Кое-что Алекс предпочитал не объяснять. Тридцать лет тому назад в доме старого друга неподалеку от этого изъеденного временем склона он терпеливо ожидал смерти своего отца, виновато припрятав в кармане два билета на самолет. Мендес-старший — ему пошел восьмой десяток — полусидел, опираясь на полдюжины подушек и вытянув перед собой распухшие ноги. Пожелтевшие глаза в сетке вен, лицо — ни дать ни взять засохшая и потрескавшаяся грязевая маска. Седые пучки волос нависали над глазами и встречались на переносице, длинные пряди торчали из ноздрей. Он был неподвижен, но мысли в его мозгу крутились и мелькали словно ласточки, без устали ныряющие с вышины в виноградник под окном. Он приехал сюда вместе с Алексом в марте, а теперь подходил к концу июль. Земля превратилась в белесую пыль, трава засохла, а на прошлой неделе весь склон был охвачен пламенем.

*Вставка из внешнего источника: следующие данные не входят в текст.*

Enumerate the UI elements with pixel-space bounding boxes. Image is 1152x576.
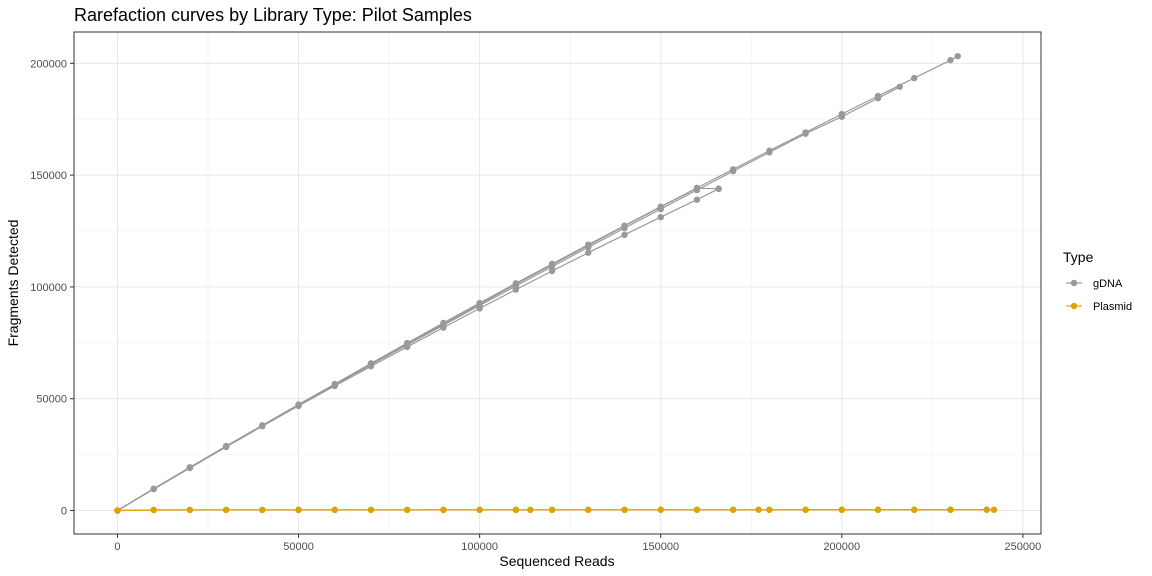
data-point-plasmid <box>621 506 628 514</box>
data-point-plasmid <box>114 507 121 514</box>
data-point-gdna <box>693 185 701 192</box>
data-point-gdna <box>585 249 592 256</box>
x-tick-label: 50000 <box>283 541 314 553</box>
legend: Type gDNA Plasmid <box>1063 249 1132 313</box>
data-point-gdna <box>729 167 737 175</box>
data-point-gdna <box>947 56 954 64</box>
data-point-gdna <box>954 52 961 60</box>
x-tick-label: 100000 <box>461 541 498 553</box>
data-point-plasmid <box>585 506 592 514</box>
x-tick-label: 150000 <box>642 541 679 553</box>
data-point-plasmid <box>403 506 411 514</box>
data-point-plasmid <box>476 506 483 514</box>
y-tick-label: 150000 <box>30 170 67 182</box>
data-point-gdna <box>295 402 302 410</box>
data-point-gdna <box>715 185 722 192</box>
data-point-gdna <box>186 464 194 472</box>
data-point-gdna <box>621 222 628 230</box>
data-point-gdna <box>911 74 918 82</box>
data-point-gdna <box>367 363 375 370</box>
data-point-gdna <box>896 83 903 90</box>
data-point-gdna <box>222 443 230 451</box>
y-tick-label: 0 <box>61 506 67 518</box>
data-point-gdna <box>331 382 338 390</box>
x-tick-label: 0 <box>114 541 120 553</box>
data-point-plasmid <box>527 506 534 514</box>
data-point-plasmid <box>874 506 882 513</box>
x-axis-ticks: 0 50000 100000 150000 200000 250000 <box>114 534 1041 553</box>
legend-label: gDNA <box>1093 278 1123 290</box>
data-point-plasmid <box>693 506 701 513</box>
data-point-plasmid <box>295 506 302 514</box>
data-point-plasmid <box>990 506 998 513</box>
data-point-plasmid <box>186 506 194 514</box>
data-point-gdna <box>802 130 809 137</box>
data-point-gdna <box>874 94 882 102</box>
data-point-gdna <box>621 231 628 239</box>
data-point-gdna <box>585 242 592 249</box>
data-point-plasmid <box>512 506 520 514</box>
legend-label: Plasmid <box>1093 301 1132 313</box>
data-point-plasmid <box>766 506 773 513</box>
data-point-plasmid <box>983 506 990 513</box>
data-point-plasmid <box>331 506 338 514</box>
data-point-gdna <box>259 423 266 430</box>
data-point-gdna <box>766 149 773 156</box>
y-axis-title: Fragments Detected <box>5 220 21 347</box>
data-point-gdna <box>440 324 447 331</box>
series-line-gdna <box>117 86 901 512</box>
y-tick-label: 200000 <box>30 58 67 70</box>
data-point-gdna <box>657 213 664 221</box>
panel-border <box>73 31 1042 535</box>
series-points <box>114 52 998 514</box>
legend-entries: gDNA Plasmid <box>1066 278 1132 313</box>
data-point-plasmid <box>802 506 809 513</box>
data-point-gdna <box>512 281 520 288</box>
legend-key-point <box>1070 279 1078 287</box>
data-point-plasmid <box>911 506 918 513</box>
y-tick-label: 50000 <box>36 394 67 406</box>
data-point-gdna <box>403 343 411 351</box>
legend-key-point <box>1070 302 1078 310</box>
data-point-plasmid <box>222 506 230 514</box>
grid-lines <box>74 32 1041 534</box>
x-axis-title: Sequenced Reads <box>499 553 614 569</box>
data-point-plasmid <box>367 506 375 514</box>
legend-title: Type <box>1063 249 1094 265</box>
data-point-gdna <box>838 113 846 120</box>
data-point-plasmid <box>838 506 846 513</box>
data-point-gdna <box>150 485 157 493</box>
series-line-gdna <box>117 187 719 512</box>
data-point-plasmid <box>657 506 664 513</box>
y-tick-label: 100000 <box>30 282 67 294</box>
data-point-gdna <box>476 305 483 312</box>
series-line-gdna <box>117 55 958 512</box>
series-lines <box>117 55 994 512</box>
series-line-gdna <box>117 188 719 512</box>
data-point-plasmid <box>259 506 266 514</box>
data-point-gdna <box>512 286 520 293</box>
x-tick-label: 250000 <box>1005 541 1042 553</box>
data-point-gdna <box>548 261 556 268</box>
data-point-gdna <box>657 203 664 211</box>
data-point-plasmid <box>947 506 954 513</box>
y-axis-ticks: 0 50000 100000 150000 200000 <box>30 58 74 518</box>
data-point-plasmid <box>150 506 157 514</box>
chart-title: Rarefaction curves by Library Type: Pilo… <box>74 5 472 25</box>
data-point-plasmid <box>729 506 737 513</box>
data-point-plasmid <box>440 506 447 514</box>
data-point-gdna <box>548 267 556 275</box>
data-point-gdna <box>693 196 701 203</box>
x-tick-label: 200000 <box>823 541 860 553</box>
data-point-plasmid <box>755 506 762 513</box>
data-point-plasmid <box>548 506 556 514</box>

Местная кухарка продолжала готовить блюда с маслинами и густым сладковатым маслом, которые отец некогда любил; она пекла для него хлеб в огромной печи; а еще — искушала паштетом из дроздов. До болезни отец ел много и жадно и, что ни день, выпивал не меньше литра вина. Сейчас он не мог делать ни того, ни другого, но радовался, что для него готовят все эти блюда. Он съедал немного мягких фруктов, очищенных от кожуры двумя сиделками, и время от времени жаловался на металлический привкус зубных протезов. Сиделками были молодые девушки, хорошенькие и старательные. В свободное от дежурства время они, без сомнения, напоминали райских птичек. Но у постели больного сидели чинно и обихаживали неподвижное стокилограммовое тело, не отвлекаясь на болтовню. Насколько Алекс мог судить, отец почти не мучился от боли: при первых ее признаках одна из сиделок делала ему укол. Иногда больной выкрикивал что-то на незнакомом языке, и они не отзывались.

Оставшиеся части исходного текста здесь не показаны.